What does a ski resort do when it’s mountain turns deadly? It may be a long night for the people in charge of decision making in Jackson’s management’s offices. Today the temperatures warmed considerably, adding another element of complication to the gumbo snowpack, and for tonight more snow is predicted. As I write, an extremely strong wind is howling outside, surely rearranging the tons of snow at higher elevations.
This week is prime time for ski resorts. The Christmas-New Years vacation period is extremely important to ski resort’s revenues. The resort has already suffered several days of limited operations due to the storms and the high avalanche danger. Along with the loss of revenue from lift ticket sales, the resort also loses vitally important food and ski lesson sales. These latter two are high profit revenue sources and their loss during a major vacation week has to be extremely painful for the resort.
The local paper recently reported that news of all the snow falling in the Tetons had perked up bookings for ski vacations, which was good news since bookings before this uptick had been down, probably due to the nation’s economic woes. As news of the danger, the inbounds avalanches, and the extensive terrain closures ripples out through the ski world, will the surge in bookings reverse as skiers decide not to risk their scarce vacation dollars on what they might consider to be too risky a snow situation? Does a ski resort that has a reputation that is already intimidating to many skiers want to have another reason for skiers to be scared away to other tamer resorts? And this is the year they just spent $30 million on their new tram, which has been mostly idle since it was opened to the public. Does anybody still want to be the owner of a ski resort?

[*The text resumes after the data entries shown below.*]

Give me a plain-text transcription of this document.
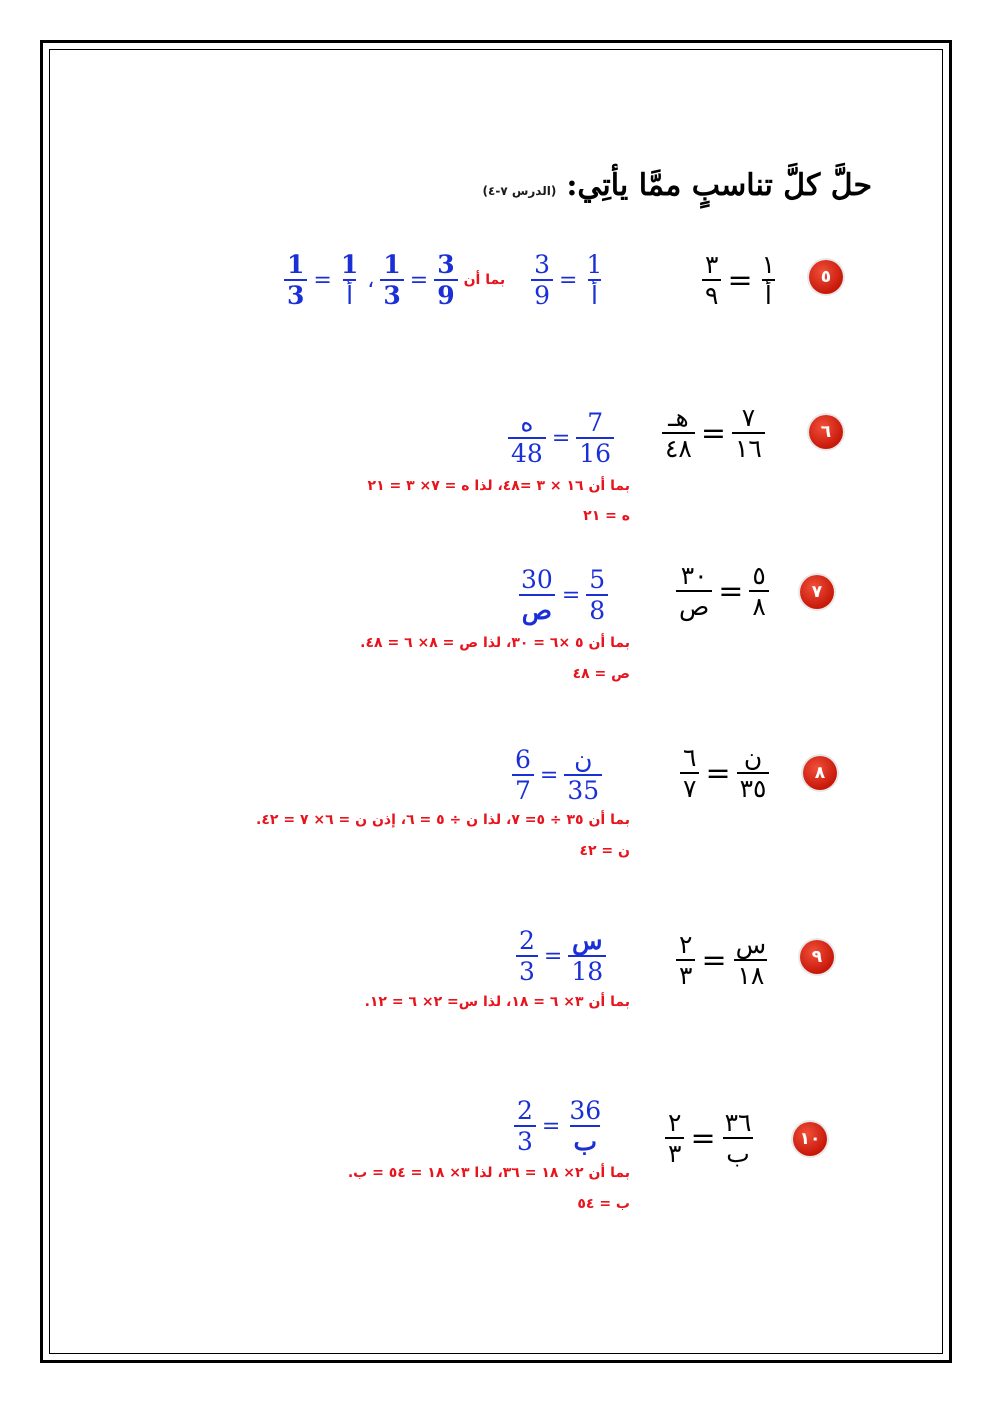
حلَّ كلَّ تناسبٍ ممَّا يأتِي:
(الدرس ٧-٤)
٥
$\frac{٣}{٩} = \frac{١}{\text{أ}}$
$\frac{1}{3} = \frac{1}{\text{أ}}$ ، $\frac{1}{3} = \frac{3}{9}$ بما أن $\frac{3}{9} = \frac{1}{\text{أ}}$
٦
$\frac{\text{هـ}}{٤٨} = \frac{٧}{١٦}$
$\frac{\text{ه}}{48} = \frac{7}{16}$
بما أن ١٦ × ٣ =٤٨، لذا ه = ٧× ٣ = ٢١
ه = ٢١
٧
$\frac{٣٠}{\text{ص}} = \frac{٥}{٨}$
$\frac{30}{\text{ص}} = \frac{5}{8}$
بما أن ٥ ×٦ = ٣٠، لذا ص = ٨× ٦ = ٤٨.
ص = ٤٨
٨
$\frac{٦}{٧} = \frac{\text{ن}}{٣٥}$
$\frac{6}{7} = \frac{\text{ن}}{35}$
بما أن ٣٥ ÷ ٥= ٧، لذا ن ÷ ٥ = ٦، إذن ن = ٦× ٧ = ٤٢.
ن = ٤٢
٩
$\frac{٢}{٣} = \frac{\text{س}}{١٨}$
$\frac{2}{3} = \frac{\text{س}}{18}$
بما أن ٣× ٦ = ١٨، لذا س= ٢× ٦ = ١٢.
١٠
$\frac{٢}{٣} = \frac{٣٦}{\text{ب}}$
$\frac{2}{3} = \frac{36}{\text{ب}}$
بما أن ٢× ١٨ = ٣٦، لذا ٣× ١٨ = ٥٤ = ب.
ب = ٥٤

Like an exciting novel you can’t put down, watching this winter unfold here in the Tetons has us in suspense. One unlucky skier has already died. Several ski patrollers have been caught in avalanches, but they were lucky enough to survive. The storms keep coming and conditions are possibly as dangerous as they have ever been. When we turn the page on a new day tomorrow morning, what will surprise us then? The stage has already been set because WYDOT has already announcedĀ the road across Teton Pass will be closed at 8 AM tomorrow morning so bombing from helicopters or howitzers will be attempted to reduce the avalanche dangerĀ threatening that vital road between Wyoming and Idaho. The resulting slides may close the road for several hours, or longer. What is interesting here is that under normal avalanche conditions, this type of preemptive work is usually done at 3 AM so the road can be cleared and open again by the time the heavy commuter traffic needs to use the road in the morning.
Tomorrow may prove very interesting. I just hope everyone stays safe and keeps out of harm’s way.